Three binary couples grace the front tables, three woman cluster at another and the remaining three (2m, 1f) occupy the other rear table. From their table-chats it gradually emerges one couple is on their second romantic date, another is trying to resurrect their love-life having got in a rut after having ‘the twins’, while the third reveals a strong wife wanting her pathetic husband to ‘man up’.

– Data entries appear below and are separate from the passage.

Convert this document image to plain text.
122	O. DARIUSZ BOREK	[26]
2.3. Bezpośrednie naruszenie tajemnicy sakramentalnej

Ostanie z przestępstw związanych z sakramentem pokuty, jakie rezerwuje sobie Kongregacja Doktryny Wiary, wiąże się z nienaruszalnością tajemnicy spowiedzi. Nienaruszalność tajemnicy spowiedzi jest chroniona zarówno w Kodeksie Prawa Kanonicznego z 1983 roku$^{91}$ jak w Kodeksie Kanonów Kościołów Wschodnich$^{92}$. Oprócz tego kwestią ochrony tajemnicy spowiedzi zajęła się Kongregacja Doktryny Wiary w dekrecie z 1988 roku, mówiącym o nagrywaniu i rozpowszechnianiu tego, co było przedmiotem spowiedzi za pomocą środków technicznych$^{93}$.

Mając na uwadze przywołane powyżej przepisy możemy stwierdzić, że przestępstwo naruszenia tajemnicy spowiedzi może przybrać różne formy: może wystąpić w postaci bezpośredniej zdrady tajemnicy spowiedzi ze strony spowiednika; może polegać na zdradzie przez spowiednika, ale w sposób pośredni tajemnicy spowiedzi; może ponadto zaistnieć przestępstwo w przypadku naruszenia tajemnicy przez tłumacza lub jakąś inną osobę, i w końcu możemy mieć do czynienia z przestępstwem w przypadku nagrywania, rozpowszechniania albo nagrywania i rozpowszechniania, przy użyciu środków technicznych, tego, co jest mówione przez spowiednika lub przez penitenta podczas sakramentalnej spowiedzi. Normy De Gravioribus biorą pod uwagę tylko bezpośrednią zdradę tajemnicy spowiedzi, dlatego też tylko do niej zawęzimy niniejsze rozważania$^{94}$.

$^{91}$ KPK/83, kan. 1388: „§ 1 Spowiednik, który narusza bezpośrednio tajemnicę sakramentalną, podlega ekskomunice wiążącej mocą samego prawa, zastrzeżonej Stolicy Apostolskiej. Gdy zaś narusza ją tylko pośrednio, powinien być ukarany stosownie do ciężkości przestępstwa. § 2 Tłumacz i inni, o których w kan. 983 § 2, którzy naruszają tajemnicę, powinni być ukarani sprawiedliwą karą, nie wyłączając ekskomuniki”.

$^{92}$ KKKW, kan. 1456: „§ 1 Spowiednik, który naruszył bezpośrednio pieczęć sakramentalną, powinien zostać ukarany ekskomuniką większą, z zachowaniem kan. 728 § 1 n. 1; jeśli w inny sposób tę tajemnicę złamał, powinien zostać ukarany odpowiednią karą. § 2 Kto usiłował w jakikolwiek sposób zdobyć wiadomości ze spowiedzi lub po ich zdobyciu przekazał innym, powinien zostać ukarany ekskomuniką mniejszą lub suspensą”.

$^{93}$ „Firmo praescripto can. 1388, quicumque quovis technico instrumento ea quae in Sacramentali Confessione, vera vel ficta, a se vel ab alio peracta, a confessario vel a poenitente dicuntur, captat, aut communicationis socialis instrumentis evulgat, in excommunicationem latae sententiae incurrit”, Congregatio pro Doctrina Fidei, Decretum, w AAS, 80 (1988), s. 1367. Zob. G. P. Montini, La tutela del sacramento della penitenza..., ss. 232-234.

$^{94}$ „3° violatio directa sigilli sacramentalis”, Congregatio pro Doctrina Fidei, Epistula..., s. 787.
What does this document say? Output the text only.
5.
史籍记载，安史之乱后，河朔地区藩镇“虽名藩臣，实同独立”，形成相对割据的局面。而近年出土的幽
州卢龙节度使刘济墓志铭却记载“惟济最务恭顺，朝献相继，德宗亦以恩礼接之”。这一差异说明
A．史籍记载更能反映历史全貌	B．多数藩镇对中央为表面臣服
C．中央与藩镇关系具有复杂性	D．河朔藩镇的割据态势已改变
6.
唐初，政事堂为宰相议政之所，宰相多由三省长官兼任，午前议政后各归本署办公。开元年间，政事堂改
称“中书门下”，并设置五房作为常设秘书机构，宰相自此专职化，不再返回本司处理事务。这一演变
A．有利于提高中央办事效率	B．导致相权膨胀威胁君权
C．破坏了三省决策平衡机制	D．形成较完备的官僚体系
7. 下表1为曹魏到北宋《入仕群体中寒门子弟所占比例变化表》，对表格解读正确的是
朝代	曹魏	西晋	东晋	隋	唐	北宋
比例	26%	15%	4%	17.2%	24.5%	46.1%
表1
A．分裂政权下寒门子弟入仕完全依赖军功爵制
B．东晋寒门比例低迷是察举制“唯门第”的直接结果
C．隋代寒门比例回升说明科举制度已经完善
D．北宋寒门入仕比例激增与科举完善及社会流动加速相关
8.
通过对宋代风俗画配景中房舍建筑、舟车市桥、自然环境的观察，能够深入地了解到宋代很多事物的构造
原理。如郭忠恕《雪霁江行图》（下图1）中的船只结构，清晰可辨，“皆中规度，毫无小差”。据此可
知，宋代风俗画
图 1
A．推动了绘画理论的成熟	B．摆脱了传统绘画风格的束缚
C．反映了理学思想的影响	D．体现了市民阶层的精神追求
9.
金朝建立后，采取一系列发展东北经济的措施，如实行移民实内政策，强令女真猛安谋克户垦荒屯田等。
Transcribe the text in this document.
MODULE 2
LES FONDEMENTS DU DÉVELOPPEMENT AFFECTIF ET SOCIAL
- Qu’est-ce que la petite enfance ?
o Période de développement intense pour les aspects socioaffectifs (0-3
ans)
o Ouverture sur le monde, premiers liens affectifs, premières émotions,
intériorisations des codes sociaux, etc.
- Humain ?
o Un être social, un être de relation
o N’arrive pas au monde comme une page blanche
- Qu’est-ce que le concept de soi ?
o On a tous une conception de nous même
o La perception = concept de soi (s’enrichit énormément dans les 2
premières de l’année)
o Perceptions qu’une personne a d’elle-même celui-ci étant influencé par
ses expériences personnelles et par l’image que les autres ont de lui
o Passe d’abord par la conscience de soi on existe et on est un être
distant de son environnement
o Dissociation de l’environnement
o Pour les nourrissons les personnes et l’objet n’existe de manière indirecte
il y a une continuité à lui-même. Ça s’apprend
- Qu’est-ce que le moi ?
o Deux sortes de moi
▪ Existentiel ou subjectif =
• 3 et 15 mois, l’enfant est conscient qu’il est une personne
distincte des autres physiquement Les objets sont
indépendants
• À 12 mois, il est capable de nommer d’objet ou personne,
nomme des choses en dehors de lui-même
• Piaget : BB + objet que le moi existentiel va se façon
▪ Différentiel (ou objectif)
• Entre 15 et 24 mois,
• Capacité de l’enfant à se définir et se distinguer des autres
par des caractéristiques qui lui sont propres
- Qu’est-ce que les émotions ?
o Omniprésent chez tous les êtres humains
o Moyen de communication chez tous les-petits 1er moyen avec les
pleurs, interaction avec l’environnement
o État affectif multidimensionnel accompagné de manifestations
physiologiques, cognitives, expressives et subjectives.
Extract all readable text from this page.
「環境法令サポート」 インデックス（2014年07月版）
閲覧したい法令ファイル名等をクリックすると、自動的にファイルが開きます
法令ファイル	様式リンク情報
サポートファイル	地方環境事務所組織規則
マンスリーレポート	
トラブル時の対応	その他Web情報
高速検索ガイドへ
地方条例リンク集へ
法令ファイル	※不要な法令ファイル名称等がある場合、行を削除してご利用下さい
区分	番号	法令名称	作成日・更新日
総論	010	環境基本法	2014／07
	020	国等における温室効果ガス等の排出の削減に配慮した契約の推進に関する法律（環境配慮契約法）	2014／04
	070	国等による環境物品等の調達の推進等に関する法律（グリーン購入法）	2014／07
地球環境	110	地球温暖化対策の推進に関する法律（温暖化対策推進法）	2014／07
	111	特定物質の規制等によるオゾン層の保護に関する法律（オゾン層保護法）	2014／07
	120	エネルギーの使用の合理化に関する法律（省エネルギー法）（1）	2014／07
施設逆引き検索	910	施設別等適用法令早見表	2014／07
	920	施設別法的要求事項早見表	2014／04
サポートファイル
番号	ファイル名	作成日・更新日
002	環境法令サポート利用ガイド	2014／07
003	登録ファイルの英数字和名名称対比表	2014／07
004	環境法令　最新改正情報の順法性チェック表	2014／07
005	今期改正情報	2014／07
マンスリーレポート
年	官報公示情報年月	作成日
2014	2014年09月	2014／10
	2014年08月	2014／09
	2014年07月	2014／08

The metaphorical baton passes seamlessly from table to table and any fear that their stories will unfold too methodically is disrupted by the Waiter’s unpredictable and entertaining interventions, which all the players respond to splendidly.
The three women turn out to be a work group, with two globe-trotting socialites (board members, perhaps) trying to get the third out of her shell by hooking up with the Waiter. The other three are planning to steal the painting behind the bar and are bickering in the process.
Meanwhile the second-date couple have trouble distinguishing feelings of love from allergy symptoms; the parent couple range from spontaneous sex in the bathroom (off) to being on the brink of breaking up and again the Waiter is implicated, while the pathetic husband redeems himself by flooring the two male art thieves.
Exemplary skills in building, advancing, incorporating and referring back produce a riveting hour of mixed-genre ensemble drama. I’m especially impressed with the way they clearly listen to those not in their immediate group and incorporate those elements too – none more so than the Waiter whose hearing must be very sharp, given the time he spends backstage. The way it all resolves – including the surprise over who gets the painting – is as pleasing as any well-crafted play and all the more entertaining for being improvised.
A momentous start, then to this ‘This Festival of Moments’.